OWEN GLEIBERMAN: There’s been a sort of raging pre-release debate, most of it online, about the Swedish version vs. the Fincher remake. And to me, at least, it’s kind of funny that the whole discussion is trapped in a paradigm—the original was “pure and artistic,” the Hollywood version is “unnecessary”—that seems almost exactly the opposite of what’s true. The Swedish film was, of course, very faithful to the book, and it got the job done (I enjoyed it a lot). But come on, people—it’s such a prosaic and rather functional piece of filmmaking. And it will probably be seen, at least in the United States, by about one-thirtieth the number of people who see Fincher’s version. If you really look at it, there’s a kind of indie-rock-snob, I saw it first and I’m cool mystique embedded in the over-lionizing of the Swedish version. As a movie, it lacks mood, style, visual poetry and danger.
“Is ‘Dragon Tattoo’ too violent and dark? Twenty years after ‘The Silence of the Lambs’ swept the Academy Awards, it would be hard to make that case.” — Owen Gleiberman
Fincher’s version has all those things, as well as a doom-laden grandeur that makes Lisbeth, in context, seem a far more momentous character. Fincher isn’t just capturing the literal reality of the book — the story, page for page — he’s playing off the whole culture-shifting fact of its extraordinary popularity.

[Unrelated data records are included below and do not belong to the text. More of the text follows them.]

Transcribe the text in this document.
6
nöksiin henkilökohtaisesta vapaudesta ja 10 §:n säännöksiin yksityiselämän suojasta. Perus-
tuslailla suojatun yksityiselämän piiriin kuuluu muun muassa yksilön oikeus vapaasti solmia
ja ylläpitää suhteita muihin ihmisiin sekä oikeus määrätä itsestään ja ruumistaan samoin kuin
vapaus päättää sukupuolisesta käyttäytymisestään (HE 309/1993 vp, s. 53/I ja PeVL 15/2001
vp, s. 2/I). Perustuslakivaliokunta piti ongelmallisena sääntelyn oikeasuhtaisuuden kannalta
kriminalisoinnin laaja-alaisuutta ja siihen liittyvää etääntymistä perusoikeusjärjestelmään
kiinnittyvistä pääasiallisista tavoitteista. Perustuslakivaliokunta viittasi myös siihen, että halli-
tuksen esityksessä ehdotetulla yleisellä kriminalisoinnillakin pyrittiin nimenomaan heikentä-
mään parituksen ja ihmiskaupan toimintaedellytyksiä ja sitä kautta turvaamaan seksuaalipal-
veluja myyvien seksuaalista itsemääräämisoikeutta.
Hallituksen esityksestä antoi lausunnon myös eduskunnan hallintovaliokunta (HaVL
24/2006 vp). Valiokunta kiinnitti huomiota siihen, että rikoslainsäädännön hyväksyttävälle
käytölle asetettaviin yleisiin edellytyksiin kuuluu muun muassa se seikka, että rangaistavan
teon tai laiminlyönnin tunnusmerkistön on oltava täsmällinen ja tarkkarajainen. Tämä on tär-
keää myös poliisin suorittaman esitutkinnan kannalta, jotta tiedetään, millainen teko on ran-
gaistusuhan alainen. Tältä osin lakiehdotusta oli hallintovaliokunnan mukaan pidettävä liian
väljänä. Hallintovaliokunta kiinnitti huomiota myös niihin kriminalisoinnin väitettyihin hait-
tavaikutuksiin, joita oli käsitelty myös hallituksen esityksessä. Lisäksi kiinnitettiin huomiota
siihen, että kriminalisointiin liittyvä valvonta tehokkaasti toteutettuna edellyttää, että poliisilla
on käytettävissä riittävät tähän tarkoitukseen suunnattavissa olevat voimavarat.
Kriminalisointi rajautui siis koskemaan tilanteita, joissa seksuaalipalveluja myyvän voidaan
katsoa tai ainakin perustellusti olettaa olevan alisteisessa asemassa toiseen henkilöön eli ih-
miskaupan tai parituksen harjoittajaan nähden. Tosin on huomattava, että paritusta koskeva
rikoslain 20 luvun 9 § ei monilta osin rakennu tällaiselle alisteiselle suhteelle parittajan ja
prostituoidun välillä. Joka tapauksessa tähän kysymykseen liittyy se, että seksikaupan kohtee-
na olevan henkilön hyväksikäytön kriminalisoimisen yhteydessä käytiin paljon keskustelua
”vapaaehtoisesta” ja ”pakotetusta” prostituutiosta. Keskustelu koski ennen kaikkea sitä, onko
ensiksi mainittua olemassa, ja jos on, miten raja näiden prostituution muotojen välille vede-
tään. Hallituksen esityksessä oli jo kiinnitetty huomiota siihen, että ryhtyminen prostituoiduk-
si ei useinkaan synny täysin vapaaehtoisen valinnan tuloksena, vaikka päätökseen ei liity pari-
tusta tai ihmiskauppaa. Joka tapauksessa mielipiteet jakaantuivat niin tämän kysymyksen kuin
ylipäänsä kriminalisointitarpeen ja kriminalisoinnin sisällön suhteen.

His film understands in its bones that Lisbeth the victim/delinquent/wallflower/goth sociopath is a character who projects and acts out, in a kind of mythological way, so many of the contradictory impulses of young women in the world today. Their anger, their power, their image consciousness, their embattled sensitivity to victimization, all mingled with a sense of triumph. I assume it’s that resonance, Karen, that you were referring to when you mentioned the film’s “implications that you talk about afterward.”

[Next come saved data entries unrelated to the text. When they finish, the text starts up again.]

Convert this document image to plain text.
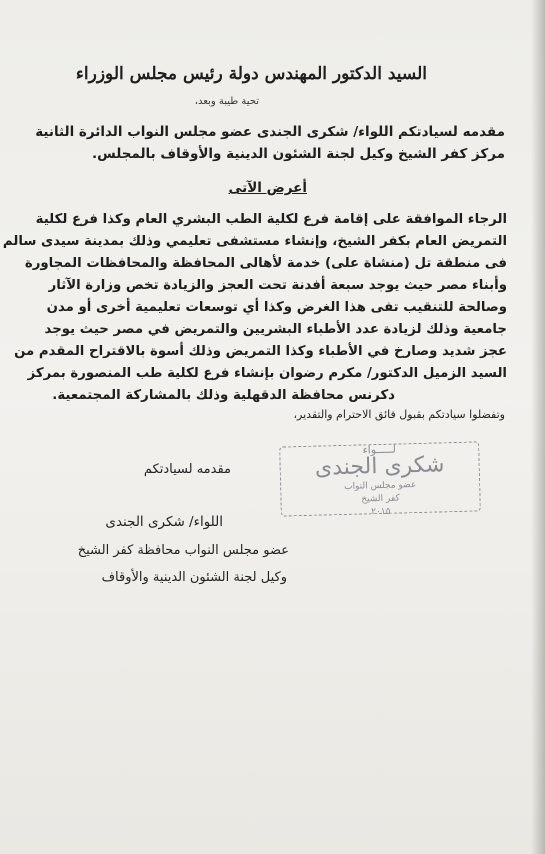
السيد الدكتور المهندس دولة رئيس مجلس الوزراء
تحية طيبة وبعد،
مقدمه لسيادتكم اللواء/ شكرى الجندى عضو مجلس النواب الدائرة الثانية
مركز كفر الشيخ وكيل لجنة الشئون الدينية والأوقاف بالمجلس.
أعرض الآتى
الرجاء الموافقة على إقامة فرع لكلية الطب البشري العام وكذا فرع لكلية
التمريض العام بكفر الشيخ، وإنشاء مستشفى تعليمي وذلك بمدينة سيدى سالم
فى منطقة تل (منشاة على) خدمة لأهالى المحافظة والمحافظات المجاورة
وأبناء مصر حيث يوجد سبعة أفدنة تحت العجز والزيادة تخص وزارة الآثار
وصالحة للتنقيب تفى هذا الغرض وكذا أي توسعات تعليمية أخرى أو مدن
جامعية وذلك لزيادة عدد الأطباء البشريين والتمريض في مصر حيث يوجد
عجز شديد وصارخ في الأطباء وكذا التمريض وذلك أسوة بالاقتراح المقدم من
السيد الزميل الدكتور/ مكرم رضوان بإنشاء فرع لكلية طب المنصورة بمركز
دكرنس محافظة الدقهلية وذلك بالمشاركة المجتمعية.
وتفضلوا سيادتكم بقبول فائق الاحترام والتقدير،
لـــــواء
شكرى الجندى
عضو مجلس النواب
كفر الشيخ
٢٠١٥
مقدمه لسيادتكم
اللواء/ شكرى الجندى
عضو مجلس النواب محافظة كفر الشيخ
وكيل لجنة الشئون الدينية والأوقاف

But now that I’ve said that, let me lay out what is basically my version of a feminist conspiracy theory. Karen, you wondered if the Academy would recognize Rooney Mara’s incredible performance and obviously the jury is out on that. But for the moment, at least, the critical-publicity-awards-industrial complex appears to have decreed that “The Girl With the Dragon Tattoo” isn’t an “awards film.” And frankly, I’m really suspect about why that is. Is the movie, as some have claimed, too violent and dark? Twenty years after “The Silence of the Lambs” swept the Academy Awards, it would be hard to make that case. (If anything, the culture is much, much edgier now.) But is “The Girl With the Dragon Tattoo” too much of a flashy-disreputable pop genre film? I don’t know—is it really any more of a flashy-disreputable pop genre film than, say, “District 9”? Given Fincher’s status as a new-style Hollywood classicist, I would argue that the slightly patronizing, sorry-we’re-not-buying response that “The Girl With the Dragon Tattoo” has provoked so far on the awards-chatter circuit may, more than anything, have to do with an unacknowledged, deep-down lack of ease that a lot of people—especially men—feel with granting full artistic credibility to a story driven by a female character who is simultaneously as powerful and as extravagantly, sordidly out there as Lisbeth Salander.